Regionally, African Sovereign Eurobonds saw increased demand in Q3, due to declining yields in advanced markets as a result of weak economic outlook and reduced central bank rates such as USA (Fed Reserve), Europe (ECB) and Australia (RBA), among other factors.
Notably, in Sub Saharan Africa, South Africa raised $5 billion in a Eurobond sale in order to meet the countries’ fiscal demands, partly driven by the bailout of Eskom. Credit Default Swaps (CDS) prices on Eskom debt rose due to increased demand as a result of sentiment that Eskom will not be able to meet its obligations. The yields on SA 10-year bonds increased along with Eskom CDS (insurance cost for Eskom debt), indicating investors’ need of a return matching the perceived risk generated by the SA gov’t being both a debt guarantor and shareholder in Eskom.
Uganda’s Central Bank policy rate in Q3 maintained at 10%. Notably, in October 2019, Bank of Uganda reduced the rate by 100 basis points (to 9%) in order to boost economic activity.
On June 28, 2019 Fitch Ratings Agency maintained B+ sovereign credit rating with a stable outlook for the Republic of Uganda, increasing both local and foreign investors’ confidence in the economy and consequently demand of long-term government securities. Coupled with the reduction in inflation over the period, the 3-month yields dropped and increased the spread between the 3-month and 2-year treasuries throughout the period.
The decline in inflation was in part driven by a relatively stronger shilling, moderation of domestic demand and lower food prices.
The US Dollar Index gained value over the quarter despite the Federal Reserve lowering its rates, from 2.5% to 2.25% in August and once again to 2% in September as well as increasing trade tensions with China. This appreciation can be linked to investor expectations of lower central bank rates in the Eurozone as the European Central Bank expressed concerns about the economy’s sluggish growth and persistent low inflation as evidenced by the fall in Germany’s inflation rates over the quarter. This led to an increase in demand for US yields by investors and thus, the US Dollar appreciated by 3% against the Euro over the quarter.

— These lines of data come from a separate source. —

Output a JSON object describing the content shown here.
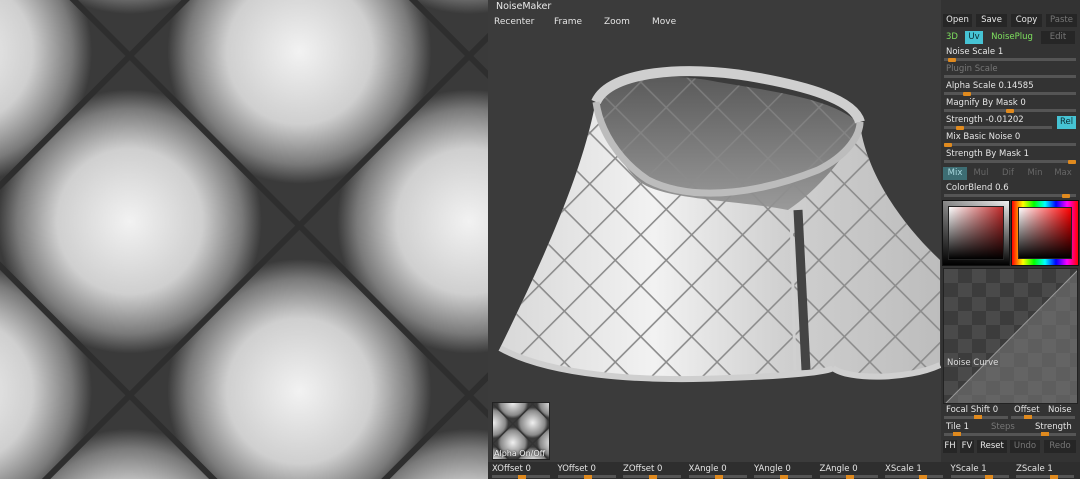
{
  "viewport": {
    "title": "NoiseMaker",
    "toolbar": [
      "Recenter",
      "Frame",
      "Zoom",
      "Move"
    ],
    "alpha_toggle_label": "Alpha On/Off"
  },
  "panel": {
    "file_buttons": [
      "Open",
      "Save",
      "Copy",
      "Paste"
    ],
    "mode_buttons": {
      "three_d": "3D",
      "uv": "Uv",
      "noiseplug": "NoisePlug",
      "edit": "Edit"
    },
    "sliders": [
      {
        "label": "Noise Scale",
        "value": "1",
        "level": 0.03,
        "enabled": true
      },
      {
        "label": "Plugin Scale",
        "value": "",
        "level": 0.0,
        "enabled": false
      },
      {
        "label": "Alpha Scale",
        "value": "0.14585",
        "level": 0.15,
        "enabled": true
      },
      {
        "label": "Magnify By Mask",
        "value": "0",
        "level": 0.5,
        "enabled": true
      },
      {
        "label": "Strength",
        "value": "-0.01202",
        "level": 0.12,
        "enabled": true
      },
      {
        "label": "Mix Basic Noise",
        "value": "0",
        "level": 0.0,
        "enabled": true
      },
      {
        "label": "Strength By Mask",
        "value": "1",
        "level": 1.0,
        "enabled": true
      }
    ],
    "rel_label": "Rel",
    "blend_modes": [
      "Mix",
      "Mul",
      "Dif",
      "Min",
      "Max"
    ],
    "color_blend": {
      "label": "ColorBlend",
      "value": "0.6",
      "level": 0.95
    },
    "noise_curve_label": "Noise Curve",
    "focal_shift": {
      "label": "Focal Shift",
      "value": "0"
    },
    "offset_label": "Offset",
    "noise_label": "Noise",
    "tile": {
      "label": "Tile",
      "value": "1"
    },
    "steps_label": "Steps",
    "strength_label": "Strength",
    "curve_buttons": [
      "FH",
      "FV",
      "Reset",
      "Undo",
      "Redo"
    ]
  },
  "bottombar": [
    {
      "label": "XOffset",
      "value": "0"
    },
    {
      "label": "YOffset",
      "value": "0"
    },
    {
      "label": "ZOffset",
      "value": "0"
    },
    {
      "label": "XAngle",
      "value": "0"
    },
    {
      "label": "YAngle",
      "value": "0"
    },
    {
      "label": "ZAngle",
      "value": "0"
    },
    {
      "label": "XScale",
      "value": "1"
    },
    {
      "label": "YScale",
      "value": "1"
    },
    {
      "label": "ZScale",
      "value": "1"
    }
  ],
  "colors": {
    "accent": "#46c3d4",
    "slider_knob": "#e08a1e",
    "active_green": "#7ee05e"
  }
}
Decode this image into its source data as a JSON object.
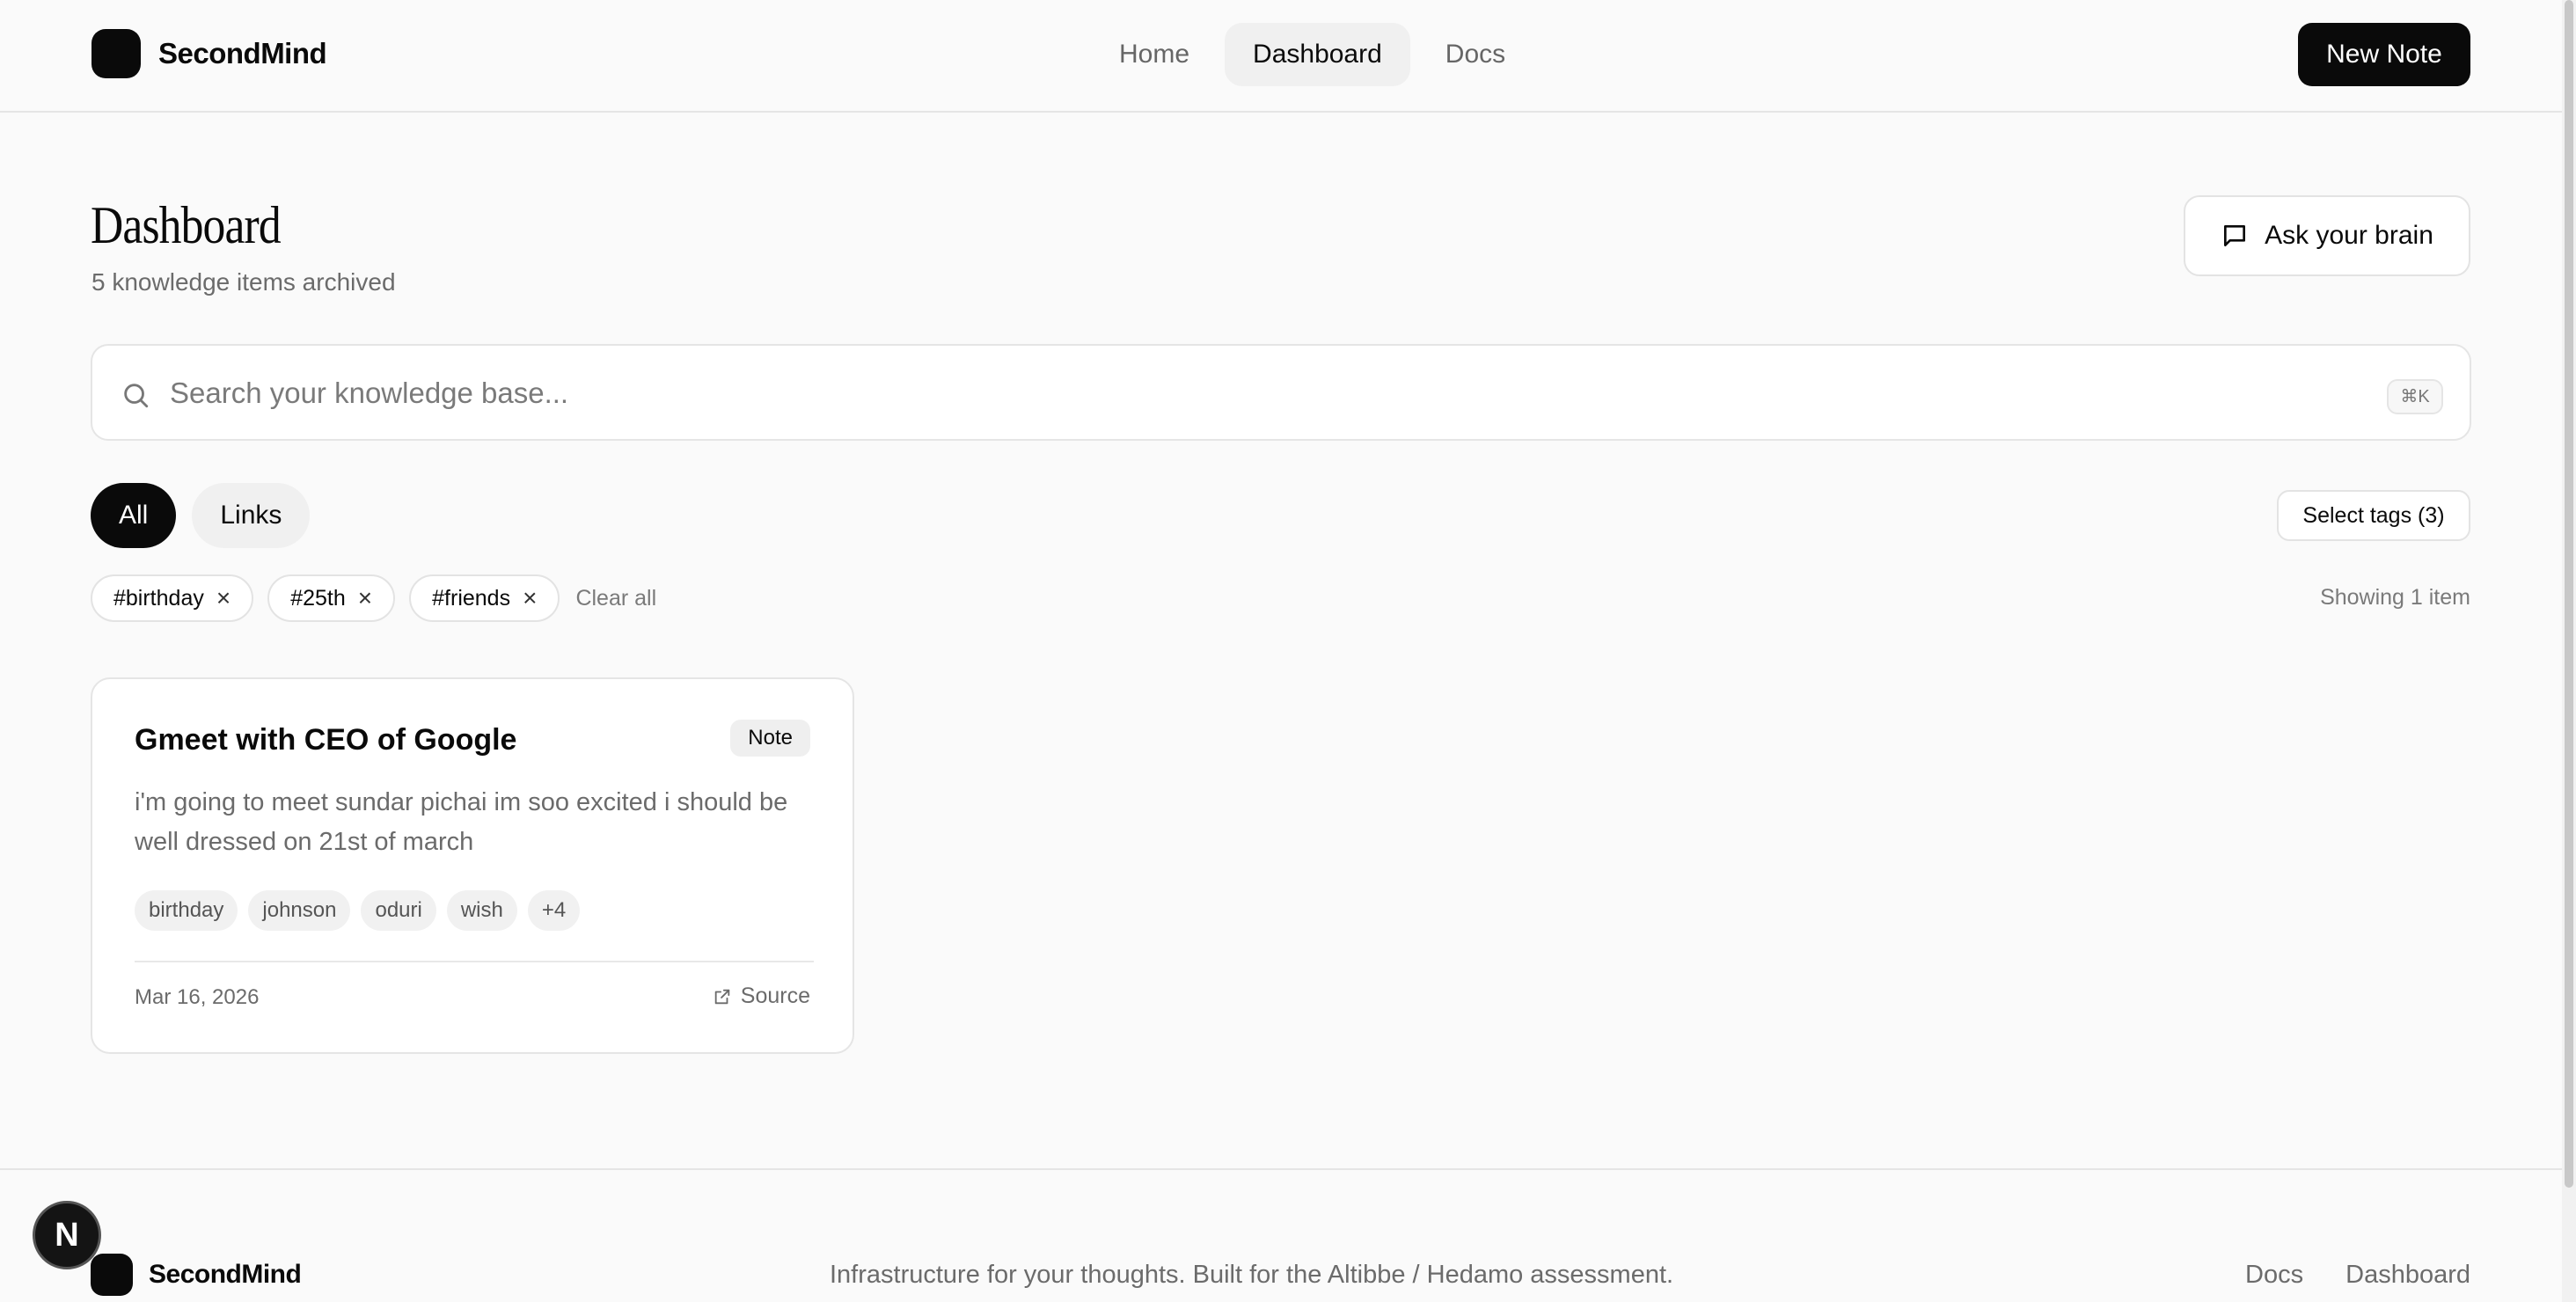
{
  "header": {
    "brand": "SecondMind",
    "nav": [
      {
        "label": "Home",
        "active": false
      },
      {
        "label": "Dashboard",
        "active": true
      },
      {
        "label": "Docs",
        "active": false
      }
    ],
    "new_note_label": "New Note"
  },
  "page": {
    "title": "Dashboard",
    "subtitle": "5 knowledge items archived",
    "ask_label": "Ask your brain"
  },
  "search": {
    "placeholder": "Search your knowledge base...",
    "value": "",
    "shortcut": "⌘K"
  },
  "filters": {
    "types": [
      {
        "label": "All",
        "active": true
      },
      {
        "label": "Links",
        "active": false
      }
    ],
    "select_tags_label": "Select tags (3)",
    "selected_tags": [
      "#birthday",
      "#25th",
      "#friends"
    ],
    "clear_all_label": "Clear all",
    "showing_label": "Showing 1 item"
  },
  "items": [
    {
      "title": "Gmeet with CEO of Google",
      "badge": "Note",
      "body": "i'm going to meet sundar pichai im soo excited i should be well dressed on 21st of march",
      "tags": [
        "birthday",
        "johnson",
        "oduri",
        "wish",
        "+4"
      ],
      "date": "Mar 16, 2026",
      "source_label": "Source"
    }
  ],
  "footer": {
    "brand": "SecondMind",
    "tagline": "Infrastructure for your thoughts. Built for the Altibbe / Hedamo assessment.",
    "links": [
      "Docs",
      "Dashboard"
    ]
  },
  "dev_indicator": "N",
  "colors": {
    "background": "#fafafa",
    "primary": "#0a0a0a",
    "muted_text": "#6b6b6b",
    "border": "#e5e5e5"
  }
}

Regionally, the Zambian Kwacha continued to depreciate due to concerns about the Zambian Government’s ability to manage its debt whereas the Botswana Pula performance reflects the performance of the South African Rand against Special Drawing Rights (SDR).
South Africa’s Rand has been on a depreciating trend against the dollar over the year as worries about the country’s economic growth increased as evidenced by the fall of the South Africa Business Confidence Index to its lowest level in 20 years.
Ugandan and Tanzanian shillings have been relatively stable due to low demand for the dollar by Ugandan importers for the former and match up of Tanzania’s demand by supply for the latter. However, the Kenyan Shilling depreciated by 1.1% against the dollar over the quarter partly in response to increased liquidity in the money market.
USDUGX Prediction (Based on a GBM FX-Rate Model): Range between UGX 3600 to UGX 3750.